Subjects were randomized to a 60 mg subcutaneous dose of denosumab every six months or oral risedronate 5 mg daily for 24 months. Participants also received 1,000 mg or more of daily calcium and 800 IU or more vitamin D supplementation.

The international group of researchers found that, at 12 months, denosumab treatment was superior to risedronate among glucocorticoid-continuing and glucocorticoid-initiating subgroups, demonstrating greater gains in bone mineral density in the lumbar spine and total hip. The change in lumbar spine bone mineral density from baseline to one year in the glucocorticoid-continuing was 2.3 percent among those taking risedronate versus 4.4 percent in the denosumab arm. The percent change in total hip bone mineral density in the glucocorticoid-continuing group was 0.6 percent in the risedronate group versus 2.1 percent in the denosumab group at one year. Bone mineral density in the lumbar spine changed 0.8 percent among those taking risedronate in the glucocorticoid-initiating group versus a 3.8 percent change in the denosumab arm, and the change in total hip bone mineral density was 0.2 in the risedronate compared to 1.7 percent in the denosumab group.
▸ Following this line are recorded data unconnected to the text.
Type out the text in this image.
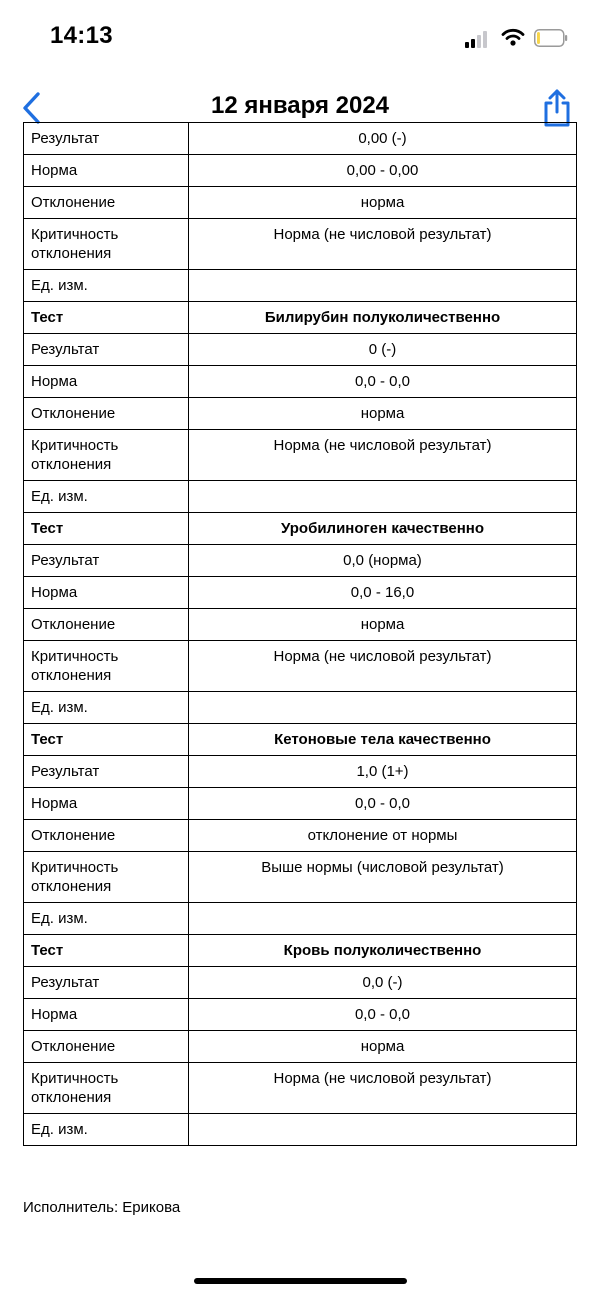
14:13
12 января 2024
Результат	0,00 (-)
Норма	0,00 - 0,00
Отклонение	норма
Критичность отклонения	Норма (не числовой результат)
Ед. изм.	
Тест	Билирубин полуколичественно
Результат	0 (-)
Норма	0,0 - 0,0
Отклонение	норма
Критичность отклонения	Норма (не числовой результат)
Ед. изм.	
Тест	Уробилиноген качественно
Результат	0,0 (норма)
Норма	0,0 - 16,0
Отклонение	норма
Критичность отклонения	Норма (не числовой результат)
Ед. изм.	
Тест	Кетоновые тела качественно
Результат	1,0 (1+)
Норма	0,0 - 0,0
Отклонение	отклонение от нормы
Критичность отклонения	Выше нормы (числовой результат)
Ед. изм.	
Тест	Кровь полуколичественно
Результат	0,0 (-)
Норма	0,0 - 0,0
Отклонение	норма
Критичность отклонения	Норма (не числовой результат)
Ед. изм.	
Исполнитель: Ерикова
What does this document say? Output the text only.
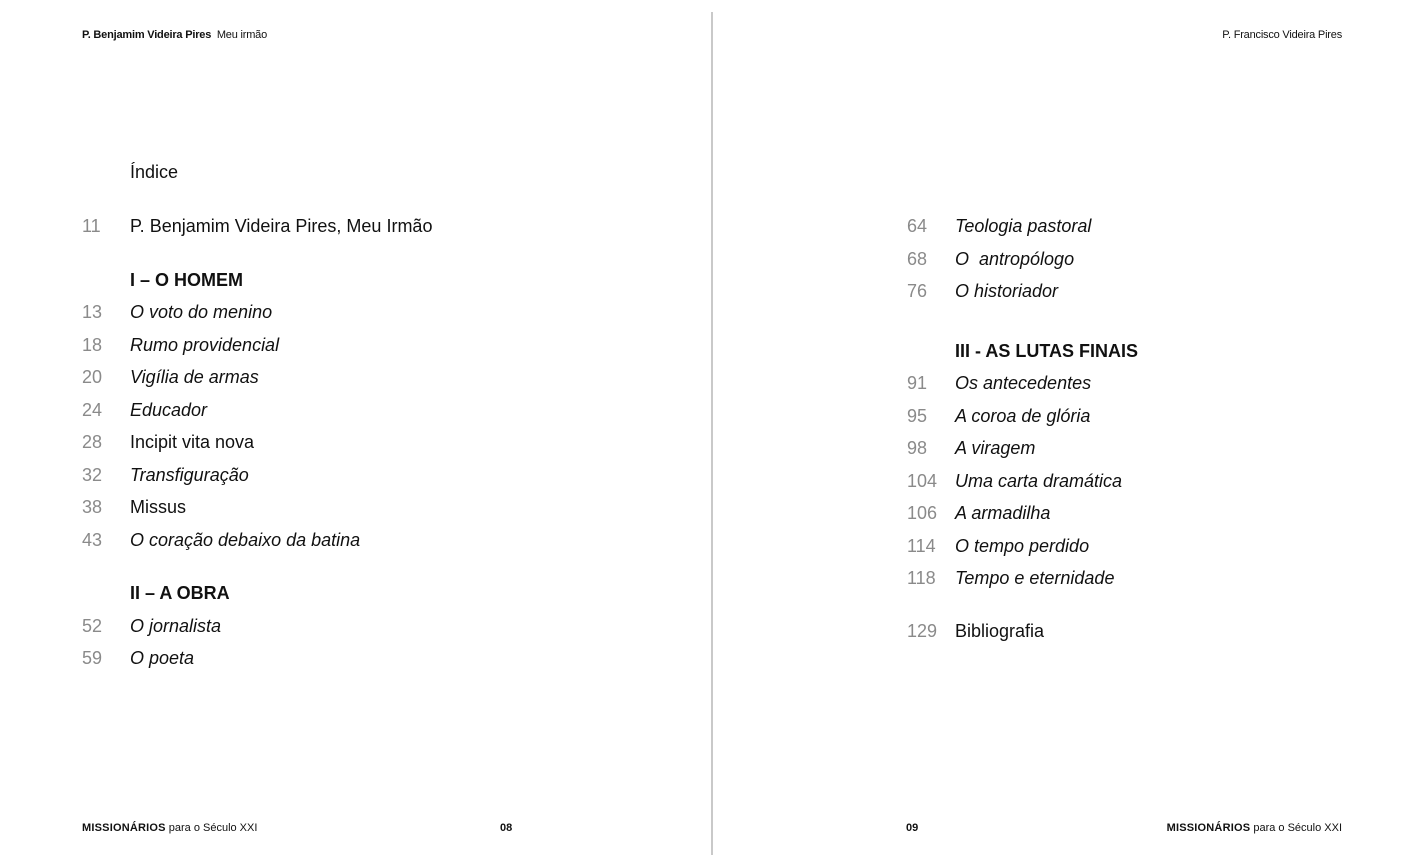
P. Benjamim Videira Pires Meu irmão
Índice
11 P. Benjamim Videira Pires, Meu Irmão
I – O HOMEM
13 O voto do menino
18 Rumo providencial
20 Vigília de armas
24 Educador
28 Incipit vita nova
32 Transfiguração
38 Missus
43 O coração debaixo da batina
II – A OBRA
52 O jornalista
59 O poeta
MISSIONÁRIOS para o Século XXI	08
P. Francisco Videira Pires
64 Teologia pastoral
68 O  antropólogo
76 O historiador
III - AS LUTAS FINAIS
91 Os antecedentes
95 A coroa de glória
98 A viragem
104 Uma carta dramática
106 A armadilha
114 O tempo perdido
118 Tempo e eternidade
129 Bibliografia
09	MISSIONÁRIOS para o Século XXI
Adverse events, including severe events, such as infection and fracture, occurred at similar rates between the denosumab and risedronate treatment arms.
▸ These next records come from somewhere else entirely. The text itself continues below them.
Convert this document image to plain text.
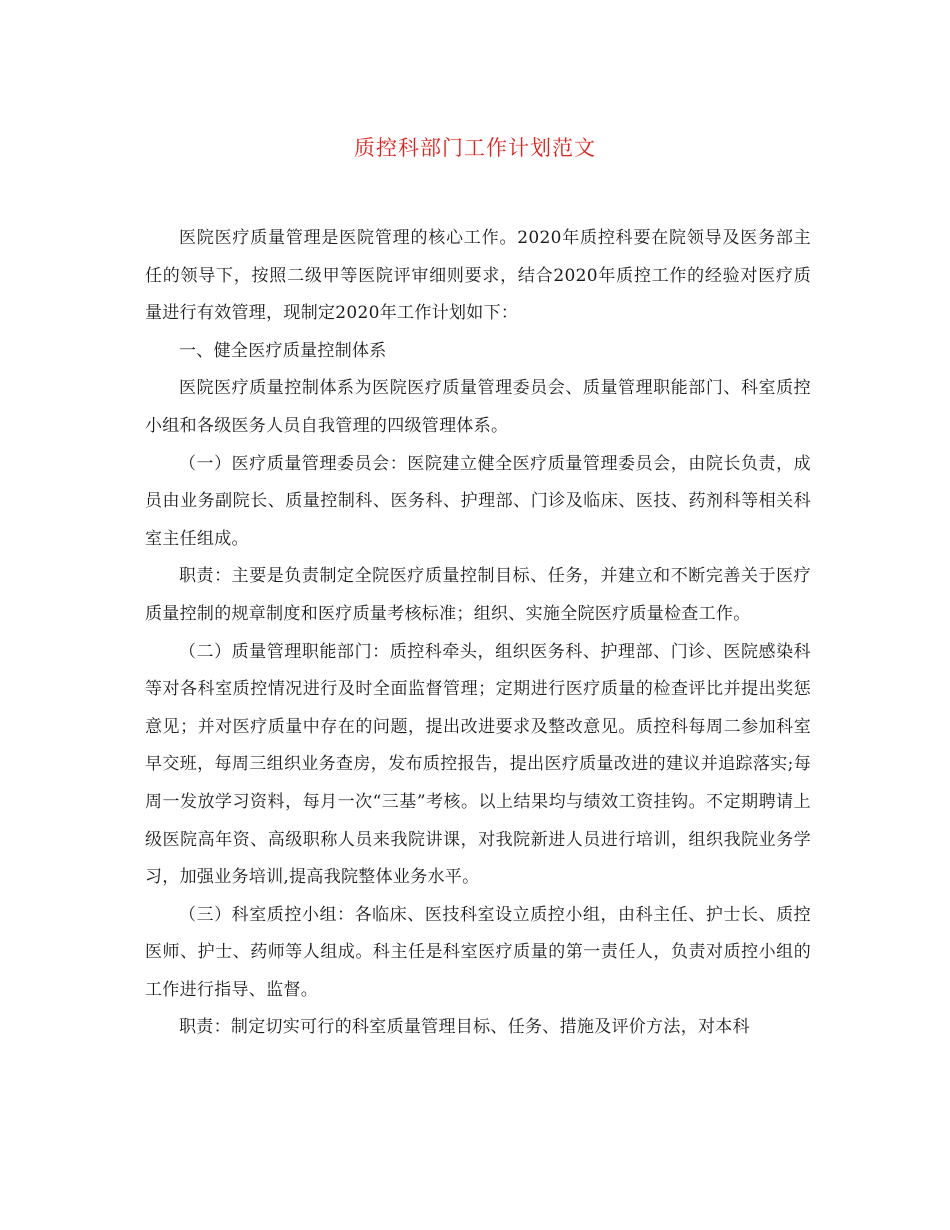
质控科部门工作计划范文

医院医疗质量管理是医院管理的核心工作。2020年质控科要在院领导及医务部主任的领导下，按照二级甲等医院评审细则要求，结合2020年质控工作的经验对医疗质量进行有效管理，现制定2020年工作计划如下：

一、健全医疗质量控制体系

医院医疗质量控制体系为医院医疗质量管理委员会、质量管理职能部门、科室质控小组和各级医务人员自我管理的四级管理体系。

（一）医疗质量管理委员会：医院建立健全医疗质量管理委员会，由院长负责，成员由业务副院长、质量控制科、医务科、护理部、门诊及临床、医技、药剂科等相关科室主任组成。

职责：主要是负责制定全院医疗质量控制目标、任务，并建立和不断完善关于医疗质量控制的规章制度和医疗质量考核标准；组织、实施全院医疗质量检查工作。

（二）质量管理职能部门：质控科牵头，组织医务科、护理部、门诊、医院感染科等对各科室质控情况进行及时全面监督管理；定期进行医疗质量的检查评比并提出奖惩意见；并对医疗质量中存在的问题，提出改进要求及整改意见。质控科每周二参加科室早交班，每周三组织业务查房，发布质控报告，提出医疗质量改进的建议并追踪落实;每周一发放学习资料，每月一次“三基”考核。以上结果均与绩效工资挂钩。不定期聘请上级医院高年资、高级职称人员来我院讲课，对我院新进人员进行培训，组织我院业务学习，加强业务培训,提高我院整体业务水平。

（三）科室质控小组：各临床、医技科室设立质控小组，由科主任、护士长、质控医师、护士、药师等人组成。科主任是科室医疗质量的第一责任人，负责对质控小组的工作进行指导、监督。

职责：制定切实可行的科室质量管理目标、任务、措施及评价方法，对本科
There are approved therapies for prevention or treatment of glucocorticoid-induced osteoporosis; yet, many candidates for treatment do not receive it. Denosumab has the potential to become a treatment option for patients just starting or continuing glucocorticoid treatment, who are at fracture risk, write the authors.

The study is ongoing.

 

Disclosures

Dr. Saag and the study co-authors have ties with or are employed by Amgen, the maker of Prolia (denosumab injection).